I wonder how many public figure crop distribution stories there are. Another one is the story of Sir Walter Raleigh introducing spuds to the British Isles, from Virginia, around 1600. It is not true. But this being the year of the potato, you have probably heard of it.
Captain Bligh and breadfruit?
Apparently Peter the Great brought sunflowers to Russia from Holland. Whether he fancied smoking the leaves, or simply the joy of a heirbloom flowerbud salad, I do not know, but it did take off (partly for religious reasons) and even made it all the way to top by becoming Russia’s national flower. Beyond the occasional ornamental (in my youth there were competitions to grow the longest plant) they are not seen in Holland these days. Surely due to the rampant lack of leadership in the country. Poor Vincent van Gogh had to go all the way to Arles to paint them, and that trip did not end well.
Didn’t Raleigh introduce and/or popularize tobacco? There is definitely a Big Men meta-narrative of plant introduction/collecting. I’ve used it myself, in the collecting manual, as it is a useful way of engaging the uninitiated. And fun to boot. The competing meta-narrative, of course, sees the efforts of millions of oppressed peasants saving and exchanging seeds with their neighbours as more important. Following the terminology popularized by the puncuated equilibrium vs gradualist argument in evolution, one could, I suppose, characterize the two positions as collecting by jerks and collecting by creeps.

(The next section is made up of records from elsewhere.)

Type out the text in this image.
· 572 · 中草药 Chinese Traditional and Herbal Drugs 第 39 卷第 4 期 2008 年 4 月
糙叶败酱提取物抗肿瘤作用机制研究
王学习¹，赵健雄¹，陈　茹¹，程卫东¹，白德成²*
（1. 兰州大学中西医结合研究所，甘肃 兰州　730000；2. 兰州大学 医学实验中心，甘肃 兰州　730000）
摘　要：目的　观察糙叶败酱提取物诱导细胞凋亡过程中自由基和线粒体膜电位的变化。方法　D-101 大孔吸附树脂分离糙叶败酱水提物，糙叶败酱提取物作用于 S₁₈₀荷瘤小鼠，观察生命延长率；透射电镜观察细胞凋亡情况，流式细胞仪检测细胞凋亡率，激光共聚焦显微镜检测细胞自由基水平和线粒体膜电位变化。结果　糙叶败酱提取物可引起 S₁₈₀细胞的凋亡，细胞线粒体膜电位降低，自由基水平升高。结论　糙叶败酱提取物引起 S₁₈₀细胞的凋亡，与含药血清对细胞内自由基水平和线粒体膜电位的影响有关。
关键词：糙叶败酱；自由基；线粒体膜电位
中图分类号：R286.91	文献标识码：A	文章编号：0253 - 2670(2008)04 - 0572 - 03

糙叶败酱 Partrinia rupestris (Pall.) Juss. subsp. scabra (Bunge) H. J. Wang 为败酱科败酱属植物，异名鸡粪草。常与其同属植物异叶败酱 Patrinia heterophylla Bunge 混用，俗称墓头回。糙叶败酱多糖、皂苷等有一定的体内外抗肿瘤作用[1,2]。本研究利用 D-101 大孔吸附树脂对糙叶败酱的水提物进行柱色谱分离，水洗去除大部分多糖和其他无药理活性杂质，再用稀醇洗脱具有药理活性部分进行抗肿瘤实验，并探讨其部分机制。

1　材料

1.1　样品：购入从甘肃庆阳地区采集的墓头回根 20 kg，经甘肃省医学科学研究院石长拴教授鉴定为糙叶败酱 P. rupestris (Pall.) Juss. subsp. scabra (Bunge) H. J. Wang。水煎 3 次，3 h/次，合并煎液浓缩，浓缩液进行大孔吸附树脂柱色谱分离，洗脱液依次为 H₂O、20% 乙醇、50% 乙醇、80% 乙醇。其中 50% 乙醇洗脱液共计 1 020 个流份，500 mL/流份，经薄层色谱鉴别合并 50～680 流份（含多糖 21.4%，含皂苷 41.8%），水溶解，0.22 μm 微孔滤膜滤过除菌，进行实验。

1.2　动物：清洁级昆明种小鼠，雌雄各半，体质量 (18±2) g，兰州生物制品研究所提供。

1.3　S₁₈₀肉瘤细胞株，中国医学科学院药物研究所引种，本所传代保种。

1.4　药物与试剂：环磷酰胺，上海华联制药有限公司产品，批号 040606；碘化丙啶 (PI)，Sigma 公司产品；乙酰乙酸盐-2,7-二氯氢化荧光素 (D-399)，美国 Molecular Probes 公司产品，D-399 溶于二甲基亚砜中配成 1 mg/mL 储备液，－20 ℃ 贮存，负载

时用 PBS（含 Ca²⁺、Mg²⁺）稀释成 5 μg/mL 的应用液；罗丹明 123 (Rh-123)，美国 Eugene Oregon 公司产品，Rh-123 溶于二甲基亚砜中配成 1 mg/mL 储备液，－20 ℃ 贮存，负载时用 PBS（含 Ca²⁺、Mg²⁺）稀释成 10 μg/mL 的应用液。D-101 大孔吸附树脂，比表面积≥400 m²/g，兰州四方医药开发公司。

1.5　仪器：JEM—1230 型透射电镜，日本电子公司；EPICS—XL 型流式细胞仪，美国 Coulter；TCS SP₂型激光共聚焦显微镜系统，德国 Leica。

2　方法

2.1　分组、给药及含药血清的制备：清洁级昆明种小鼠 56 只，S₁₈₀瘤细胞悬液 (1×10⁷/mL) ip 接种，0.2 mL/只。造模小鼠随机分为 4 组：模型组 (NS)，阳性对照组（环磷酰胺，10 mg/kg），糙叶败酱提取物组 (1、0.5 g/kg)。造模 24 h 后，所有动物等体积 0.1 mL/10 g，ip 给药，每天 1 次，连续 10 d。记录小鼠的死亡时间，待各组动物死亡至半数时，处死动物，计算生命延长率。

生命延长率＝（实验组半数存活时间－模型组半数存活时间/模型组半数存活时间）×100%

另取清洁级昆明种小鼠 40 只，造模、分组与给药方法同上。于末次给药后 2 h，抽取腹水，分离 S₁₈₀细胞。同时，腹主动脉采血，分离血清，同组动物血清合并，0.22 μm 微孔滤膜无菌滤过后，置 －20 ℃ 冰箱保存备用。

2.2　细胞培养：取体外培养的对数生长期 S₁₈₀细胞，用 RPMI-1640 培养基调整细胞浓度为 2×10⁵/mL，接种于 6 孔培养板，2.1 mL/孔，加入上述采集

Nice. In this case both are obviously on-going and relevant to understand agbiodiv. I wonder if, like in Evolution, anyone would argue that one is important and the other is not. Do genebank breeder types emphasize the value of jerks, whereas the grassroot diversity fair in situ types focus on creeps? The relative contribution of the two processes will differ by crop and region and figuring that should make for interesting research (and action). As for the terminology I would say diffusion, not collection. So “diffusion by creeps and (not or) diffusion by jerks”. I believe this makes Columbus (c.s.) the greatest jerk in history.
In the case of Carolina Gold not the role of “oppressed peasants”, but that of African farmers and African slaves on colonial plantations is emphasized (by Judith Carney). With shaky genetic inferences and interesting historical speculation a “jerk” role is claimed for Uncle Ben.
It is more important, however, to know more about the anonymous creeps, and not just because in order to make jerks out of them. You can’t eat fame.